We’re not wearing ties. We carry neither briefcases nor resumes. We wear t-shirts, plaid shirts, sweaters. We sidle up to cute recruiters and begin our job pitch, ‘Sup?’ We smile and we laugh more than anyone else at the career fair, and we like to think it’s genuine (i.e. we’re not selling out), but it’s not. We laugh, but we’re afraid, and though we form a substantial group, each of us feels very alone.
This is the community that I’ve imagined around myself. We’re the unemployable: the unpragmatic, the clueless, the vain dreamers. We don’t know what we want to do, but it’s not that. We’re headstrong, and we’re proud, and, in many ways, we’re dumb.
I talked to approximately one recruiter at the most recent career fair. It was sheer coincidence that I took her to be the best-looking girl there. In the middle of our conversation, she took out a fun-size piece of Laffy Taffy and began chewing it in front of me. She read me the joke off of the wrapper.
“What’s an owl’s favorite kind of math?”
“Owlgebra,” she said.
I laughed, and she laughed, then drooled (apparently the taffy had caused saliva to build up in her mouth), but I pretended I didn’t see it. I continued to laugh, and the longer I did, the emptier I felt.

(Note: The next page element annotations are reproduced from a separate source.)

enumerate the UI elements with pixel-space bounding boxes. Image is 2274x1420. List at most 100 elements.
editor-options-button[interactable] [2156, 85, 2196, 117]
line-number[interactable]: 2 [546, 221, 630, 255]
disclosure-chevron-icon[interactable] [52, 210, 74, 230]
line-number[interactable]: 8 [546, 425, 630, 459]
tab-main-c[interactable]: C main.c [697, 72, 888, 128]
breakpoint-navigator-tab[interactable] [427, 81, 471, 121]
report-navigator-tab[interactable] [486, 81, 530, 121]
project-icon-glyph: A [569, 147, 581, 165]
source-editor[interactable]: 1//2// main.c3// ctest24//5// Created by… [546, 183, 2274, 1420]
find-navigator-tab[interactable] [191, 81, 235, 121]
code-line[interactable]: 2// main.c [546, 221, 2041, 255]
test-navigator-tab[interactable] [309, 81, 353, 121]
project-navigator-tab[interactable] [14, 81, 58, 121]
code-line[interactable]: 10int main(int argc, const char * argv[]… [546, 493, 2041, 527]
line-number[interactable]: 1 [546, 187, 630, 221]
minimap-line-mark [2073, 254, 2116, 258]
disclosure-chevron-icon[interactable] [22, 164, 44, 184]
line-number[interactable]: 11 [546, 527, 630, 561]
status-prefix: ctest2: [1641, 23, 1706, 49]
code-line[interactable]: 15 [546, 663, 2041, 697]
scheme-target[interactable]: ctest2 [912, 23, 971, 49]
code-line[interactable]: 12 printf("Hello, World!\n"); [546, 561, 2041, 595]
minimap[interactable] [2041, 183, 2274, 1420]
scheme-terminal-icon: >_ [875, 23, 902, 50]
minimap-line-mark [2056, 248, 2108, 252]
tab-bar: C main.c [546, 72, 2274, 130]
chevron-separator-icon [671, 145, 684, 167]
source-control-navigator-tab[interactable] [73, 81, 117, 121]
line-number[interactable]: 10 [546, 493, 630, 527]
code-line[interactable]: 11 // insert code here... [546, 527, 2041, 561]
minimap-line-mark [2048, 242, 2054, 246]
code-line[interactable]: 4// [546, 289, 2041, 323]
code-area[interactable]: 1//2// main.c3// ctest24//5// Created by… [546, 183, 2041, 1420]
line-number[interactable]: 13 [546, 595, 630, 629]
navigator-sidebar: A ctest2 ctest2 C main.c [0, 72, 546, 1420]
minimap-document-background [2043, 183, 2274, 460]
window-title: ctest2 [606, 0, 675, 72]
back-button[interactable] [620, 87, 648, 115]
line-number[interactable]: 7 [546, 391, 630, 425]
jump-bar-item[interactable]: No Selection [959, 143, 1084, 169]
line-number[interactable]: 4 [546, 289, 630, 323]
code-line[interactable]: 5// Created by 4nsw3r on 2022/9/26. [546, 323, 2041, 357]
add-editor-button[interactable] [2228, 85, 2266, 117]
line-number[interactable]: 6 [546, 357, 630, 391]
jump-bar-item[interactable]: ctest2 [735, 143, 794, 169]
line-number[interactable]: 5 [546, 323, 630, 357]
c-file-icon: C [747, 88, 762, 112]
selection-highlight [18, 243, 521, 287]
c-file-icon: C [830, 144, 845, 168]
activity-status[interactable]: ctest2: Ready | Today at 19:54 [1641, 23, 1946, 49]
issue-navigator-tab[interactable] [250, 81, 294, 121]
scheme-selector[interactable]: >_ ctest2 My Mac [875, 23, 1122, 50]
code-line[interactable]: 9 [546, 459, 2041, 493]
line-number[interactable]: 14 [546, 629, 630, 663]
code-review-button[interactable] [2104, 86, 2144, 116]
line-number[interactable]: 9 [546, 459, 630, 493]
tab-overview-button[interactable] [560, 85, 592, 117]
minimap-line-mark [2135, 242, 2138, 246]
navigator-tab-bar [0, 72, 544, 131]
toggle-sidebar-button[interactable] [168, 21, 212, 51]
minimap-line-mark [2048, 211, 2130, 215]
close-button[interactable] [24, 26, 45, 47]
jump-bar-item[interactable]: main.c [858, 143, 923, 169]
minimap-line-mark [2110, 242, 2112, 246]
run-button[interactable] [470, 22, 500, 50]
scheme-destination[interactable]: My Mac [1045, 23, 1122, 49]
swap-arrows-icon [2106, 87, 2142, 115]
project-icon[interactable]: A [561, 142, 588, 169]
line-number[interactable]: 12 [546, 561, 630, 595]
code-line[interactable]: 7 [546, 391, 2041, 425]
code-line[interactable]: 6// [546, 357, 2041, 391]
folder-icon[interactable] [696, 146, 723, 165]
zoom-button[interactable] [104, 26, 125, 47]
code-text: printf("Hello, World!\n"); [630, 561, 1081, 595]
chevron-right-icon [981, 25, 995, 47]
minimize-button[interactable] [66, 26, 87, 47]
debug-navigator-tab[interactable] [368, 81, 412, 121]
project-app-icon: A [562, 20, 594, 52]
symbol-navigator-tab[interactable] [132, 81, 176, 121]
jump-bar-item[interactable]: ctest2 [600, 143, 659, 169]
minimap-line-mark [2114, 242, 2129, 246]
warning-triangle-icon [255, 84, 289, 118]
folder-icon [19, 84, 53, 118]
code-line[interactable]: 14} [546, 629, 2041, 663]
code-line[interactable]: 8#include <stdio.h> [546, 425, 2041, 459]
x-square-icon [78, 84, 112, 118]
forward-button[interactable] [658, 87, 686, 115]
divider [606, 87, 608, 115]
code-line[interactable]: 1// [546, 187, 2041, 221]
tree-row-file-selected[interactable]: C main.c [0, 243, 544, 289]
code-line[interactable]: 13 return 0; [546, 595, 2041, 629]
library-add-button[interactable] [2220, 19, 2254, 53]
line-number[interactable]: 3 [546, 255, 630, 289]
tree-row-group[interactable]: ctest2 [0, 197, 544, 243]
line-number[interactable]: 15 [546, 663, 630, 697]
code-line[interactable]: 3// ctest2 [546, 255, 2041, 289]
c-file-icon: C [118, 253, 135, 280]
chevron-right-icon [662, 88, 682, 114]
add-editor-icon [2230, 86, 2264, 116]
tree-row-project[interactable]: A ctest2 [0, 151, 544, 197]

I was too disheartened to hit on her. As I walked away, I thought to myself: I have no marketable skills. Then I thought: that’s a lie. I like money. I want to be happy. I have dreams, but I probably lack the confidence and the talent to carry them into action. I enjoy taking orders, and I’m a real champ at wasting time.
Later that week, a friend and I were camped out with a bottle of Carlo Rossi in the center of an empty Lake Lag. I was blabbing on about myself as usual, and she was half-listening and looking up at the stars. I was listening to myself, and thinking that I wasn’t a true dreamer. I was just vain. Real dreaming is hard work, and it’s got a lot less to do with the dreamer than the dream.
There was a long silence between the two of us. Then my friend spoke up.
She said, “People have been telling me to follow my dreams since I was a little kid. It always seemed intuitive, but now I wonder if the problem is that dreams are like the KGB in Martin Cruz Smith’s ‘Gorky Park.’”
I looked at her and we smiled.
“They don’t always take you where you want to go, do they?”